MODULATION OF QRS AMPLITUDE
Several anatomical and physiological factors determine the amplitudes of the Q, R, and S waves in the ECG of a normal person. These factors include the physical mass of the heart (particularly the left ventricle), the path the electrical current takes as it spreads from the AV node through the conduction system of the ventricles, the position of the recording and ground electrodes on the skin surface, and the position of the heart with respect to the positive (+) and the negative (-) electrodes.
The direction of the resultant vector with respect to a horizontal line (180°- 0°) running through the base of the heart is known as the mean QRS axis, or the mean electrical axis of the ventricles. The magnitude of the resultant vector, measured in millivolts, is known as the mean QRS potential, or the mean ventricular potential. In the frontal plane, the mean QRS axis is typically between 0° and +90°, usually around +50°. The anatomical axis of the adult heart is around +55°, meaning the apex of the heart points to the lower left rib cage. The electrical axis of Lead II is +60°, therefore both the anatomical axis of the heart and the mean electrical axis of the ventricles are usually close to the electrical axis of Lead II.
In electrocardiography, electrical current flowing toward a positive electrode results in a positive (upright) waveform display. Electrical current flowing away from the positive electrode results in a negative (downward) waveform display. In Lead II, the R wave is therefore positive. If a positive electrode is placed on the right 4th intercostal space and a negative electrode is placed on the left mid-clavicular line, a lead arrangement designated MCL1, the R wave becomes inverted (negative) because the current is now flowing away from the positive electrode.
The amplitude and direction of the R wave depends on the “electrical picture” the recording electrodes “see” as current spreads through the ventricular conduction system. The closer the mean QRS axis is to the electrical axis of Lead II, the larger the amplitude of the R wave. This means that if the anatomical axis of the heart, in other words the position of the heart in the chest, were to shift toward or away from the electrical axis of Lead II, the amplitude of the R wave would increase or decrease.
The size, shape, and position of the heart may vary from individual to individual, and also from time to time in the same individual. The variations are related to body type (tall and slender vs. short and stocky), age, posture (prone, supine, sitting or standing), and respiration (quiet respiration vs. deep inspiration and expiration).

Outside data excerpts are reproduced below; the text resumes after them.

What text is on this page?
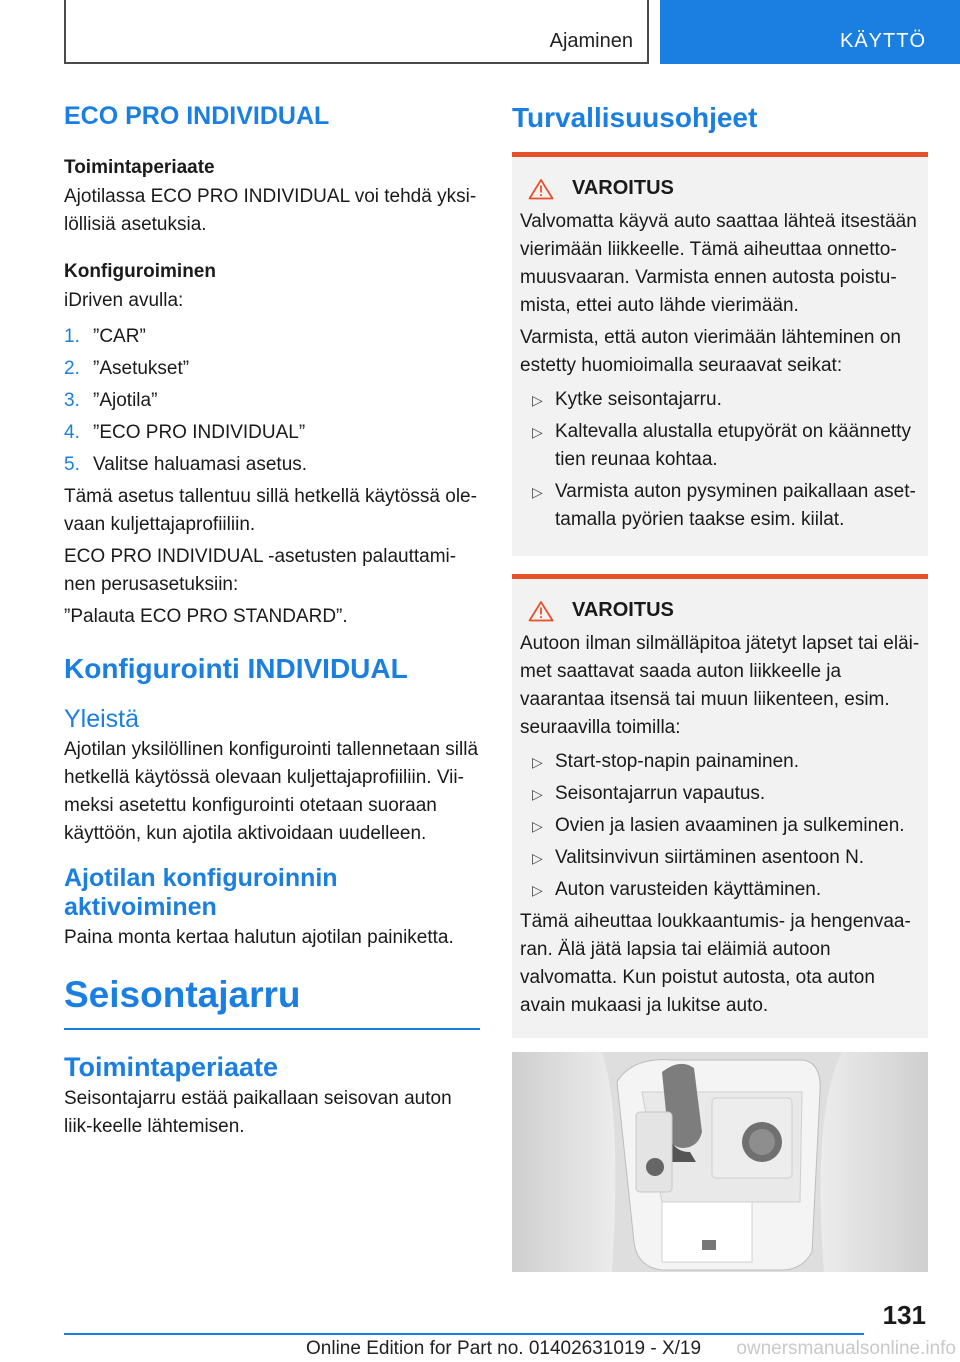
Ajaminen	KÄYTTÖ
ECO PRO INDIVIDUAL
Toimintaperiaate
Ajotilassa ECO PRO INDIVIDUAL voi tehdä yksi-löllisiä asetuksia.
Konfiguroiminen
iDriven avulla:
1. ”CAR”
2. ”Asetukset”
3. ”Ajotila”
4. ”ECO PRO INDIVIDUAL”
5. Valitse haluamasi asetus.
Tämä asetus tallentuu sillä hetkellä käytössä ole-vaan kuljettajaprofiiliin.
ECO PRO INDIVIDUAL -asetusten palauttami-nen perusasetuksiin:
”Palauta ECO PRO STANDARD”.
Konfigurointi INDIVIDUAL
Yleistä
Ajotilan yksilöllinen konfigurointi tallennetaan sillä hetkellä käytössä olevaan kuljettajaprofiiliin. Vii-meksi asetettu konfigurointi otetaan suoraan käyttöön, kun ajotila aktivoidaan uudelleen.
Ajotilan konfiguroinnin aktivoiminen
Paina monta kertaa halutun ajotilan painiketta.
Seisontajarru
Toimintaperiaate
Seisontajarru estää paikallaan seisovan auton liik-keelle lähtemisen.
Turvallisuusohjeet
VAROITUS
Valvomatta käyvä auto saattaa lähteä itsestään vierimään liikkeelle. Tämä aiheuttaa onnetto-muusvaaran. Varmista ennen autosta poistu-mista, ettei auto lähde vierimään.
Varmista, että auton vierimään lähteminen on estetty huomioimalla seuraavat seikat:
▷ Kytke seisontajarru.
▷ Kaltevalla alustalla etupyörät on käännetty tien reunaa kohtaa.
▷ Varmista auton pysyminen paikallaan aset-tamalla pyörien taakse esim. kiilat.
VAROITUS
Autoon ilman silmälläpitoa jätetyt lapset tai eläi-met saattavat saada auton liikkeelle ja vaarantaa itsensä tai muun liikenteen, esim. seuraavilla toimilla:
▷ Start-stop-napin painaminen.
▷ Seisontajarrun vapautus.
▷ Ovien ja lasien avaaminen ja sulkeminen.
▷ Valitsinvivun siirtäminen asentoon N.
▷ Auton varusteiden käyttäminen.
Tämä aiheuttaa loukkaantumis- ja hengenvaa-ran. Älä jätä lapsia tai eläimiä autoon valvomatta. Kun poistut autosta, ota auton avain mukaasi ja lukitse auto.
131
Online Edition for Part no. 01402631019 - X/19 ownersmanualsonline.info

The position and movements of the diaphragm determine the position of the heart because the pericardium is firmly attached to the central tendon of the diaphragm. With deep inspiration, the diaphragm contracts and becomes flatter and less dome-shaped. As it does, the heart descends, moves backward, and rotates to the right so that it becomes narrower and more vertical. The apex beat is lower and more medial. During deep expiration, the diaphragm relaxes, elevates, and becomes more dome-shaped, and movements of the heart are the converse of those that occur during deep inspiration. The degree of the directional movements of the heart during quiet breathing is similar but reduced compared to deep breathing and, in some persons, may be hardly noticeable.
Thus, diaphragmatic breathing cyclically affects the position of the heart with respect to the position of the electrodes on the skin, causing the “electrical picture” the recording electrodes “see” to change, and along with it, the amplitude of the R wave.